According to an article from October 2007, Plaintiffs in this individual class action, one of several hundred consolidated before this Court, have reached a settlement agreement with the Defendants and seek the Court's approval of the terms. The Complaint, which includes claims against Underwriter Defendants Goldman Sachs, Credit Suisse First Boston, and Robert Fleming, Inc., has withstood a motion to dismiss, the parties have pursued court-ordered mediation, engaged in extensive discovery, and, thereafter, achieved settlement through direct negotiations. … the Court deems the settlement amount of $ 2.5 million or an average recovery of $ .08 per share (before deductions for attorney fees and costs) acceptable and approves the deal preliminarily.
On March 1, 2007, the Court entered the Opinion and Order # 94329 signed by U.S. District Judge Shira A. Scheindlin. According to the Order, the plaintiffs’ motion for preliminary approval of the proposed settlement is granted. The proposed settlement class is certified consistent with the settling parties. The proposed settlement is preliminarily approved. A conference is scheduled for March 16, 2007, at 5:00 P.M., in Courtroom 15C. The settling parties are hereby directed to submit on or before March 9, 2007, a revised proposed class settlement notice that is consistent with this Opinion.
According to the Company’s FORM 20-F for the fiscal year ended March 31, 2005, on November 24, 2003, plaintiffs' counsel in the Khanna action and Shives action filed a Consolidated Amended Securities Class Action Complaint ("Consolidated Complaint") which incorporates the material allegations from Khanna action and Shives action. On January 30, 2004, the Company and its officers and directors filed a motion to dismiss the Consolidated Complaint. The underwriter defendants filed a separate motion to dismiss. On October 15, 2004 the District Court judge granted in part and denied in part the motions to dismiss and set a pre-trial discovery schedule. At a status conference held on January 26, 2005, the District Court judge set a deadline for pre-trial fact discovery and referred the parties to a magistrate judge for settlement discussions.
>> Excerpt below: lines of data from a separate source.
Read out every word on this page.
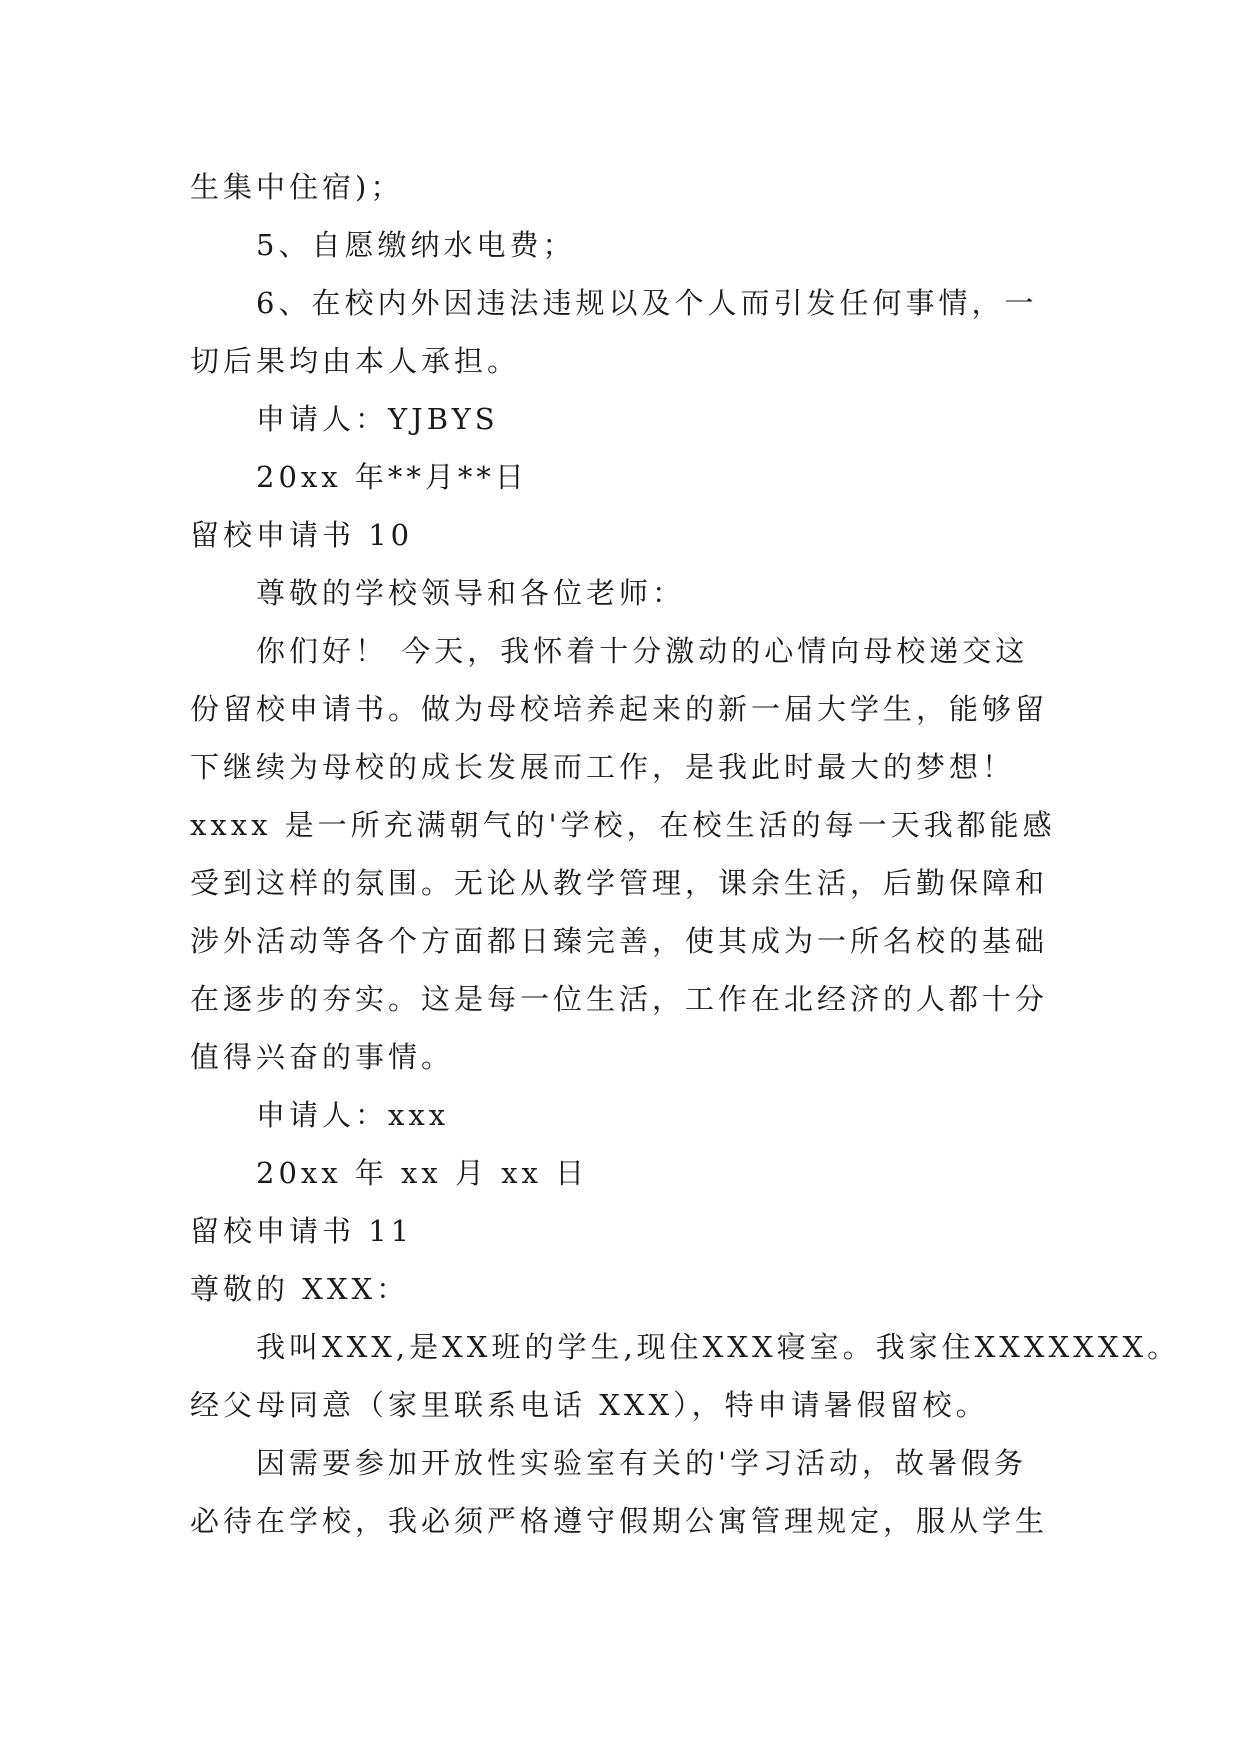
生集中住宿)；
5、自愿缴纳水电费；
6、在校内外因违法违规以及个人而引发任何事情，一
切后果均由本人承担。
申请人：YJBYS
20xx 年**月**日
留校申请书 10
尊敬的学校领导和各位老师：
你们好！ 今天，我怀着十分激动的心情向母校递交这
份留校申请书。做为母校培养起来的新一届大学生，能够留
下继续为母校的成长发展而工作，是我此时最大的梦想！
xxxx 是一所充满朝气的'学校，在校生活的每一天我都能感
受到这样的氛围。无论从教学管理，课余生活，后勤保障和
涉外活动等各个方面都日臻完善，使其成为一所名校的基础
在逐步的夯实。这是每一位生活，工作在北经济的人都十分
值得兴奋的事情。
申请人：xxx
20xx 年 xx 月 xx 日
留校申请书 11
尊敬的 XXX：
我叫XXX,是XX班的学生,现住XXX寝室。我家住XXXXXXX。
经父母同意（家里联系电话 XXX），特申请暑假留校。
因需要参加开放性实验室有关的'学习活动，故暑假务
必待在学校，我必须严格遵守假期公寓管理规定，服从学生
The class action lawsuit was filed allegeing violations of Sections 11, 12(a)(2) and 15 of the Securities Act of 1933. On June 14, 2000, Rediff commenced an IPO of 4.6 million of its ADSs at an offering price of $12 per share. In connection therewith, Rediff filed a registration statement, which incorporated a prospectus (the "Prospectus"), with the SEC. The complaint alleges that the Prospectus was materially false and misleading because it failed to disclose, among other things, that: (i) Rediff's advertising client base was composed primarily of startups, while the Prospectus listed internationally known and well-heeled companies as "representative" of its advertising clients; (ii) prior to the IPO, Rediff had experienced significant problems with its email software systems which hindered its ability to attract viewers and advertisers to its Internet portal; (iii) a significant number of advertising contracts would terminate by December 2000, and (iv) the Prospectus stated that defendant Li had graduated from Stanford University, when he had not. On March 22, 2001, Rediff issued a press release announcing that revenue for its fourth fiscal quarter of 2001 would decline by 30%-35% from the prior quarter's sales. Also on March 22, 2001, it was reported that defendant Li had not graduated from Stanford University. On May 3, 2001, the price of Rediff ADSs closed at $3.12 -- a 74% decline from its IPO price of $12 per ADS.